# Timeshare resorts St. John, British Virgin Islands



## Billpcti (Aug 29, 2015)

Can anyone recommend timeshare resorts located in these areas that are accessible thru II during the winter months of January and February? Four active, senior adults are traveling.


----------



## DeniseM (Aug 29, 2015)

The Westin St. John is the most well-known timeshare, but I don't think you can get an exchange during high season.

Suggestion:  Click on Resorts and Reviews at the top of the forum, and review the resorts in this area.


----------



## LisaRex (Oct 1, 2015)

I don't recall seeing Westin St. John in II ever, let alone high season. 

There is another fractional/timeshare place that had a few entries in II last year when it was still in the sales phase.  It was in Cruz Bay.  I think it was Sunset Ridge, but I'm not for certain.


----------



## Beaglemom3 (Oct 1, 2015)

Are you speaking of two different places ?

St.
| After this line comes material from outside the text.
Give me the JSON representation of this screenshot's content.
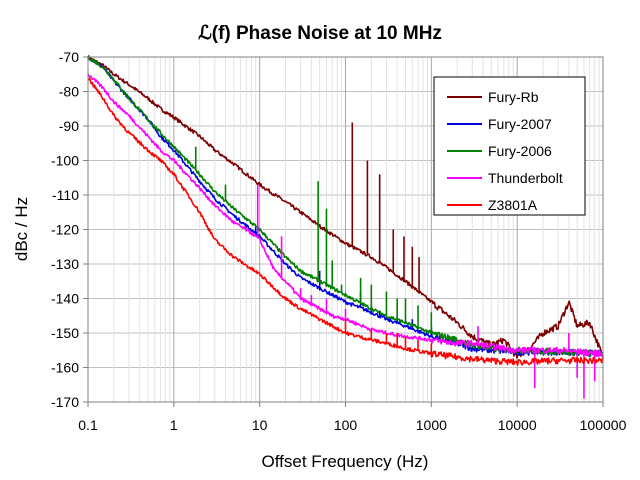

John, U.S.V.I.  and/or The *B.V.I.* such as Tortola, Jost Van Dyke, Virgin Gorda  or both ?

I have seen Tortola, B.V.I. a few times in January and February, but that's over an approx. 10 year time span.

As a former WSJ owner (St. John), I have never seen an exchange in Jan or Feb and I'm always checking.

Renting may be your best bet.


-


----------



## Helios (Nov 14, 2015)

Billpcti said:


> Can anyone recommend timeshare resorts located in these areas that are accessible thru II during the winter months of January and February? Four active, senior adults are traveling.



It is very, very, very unlikely this will happen.


----------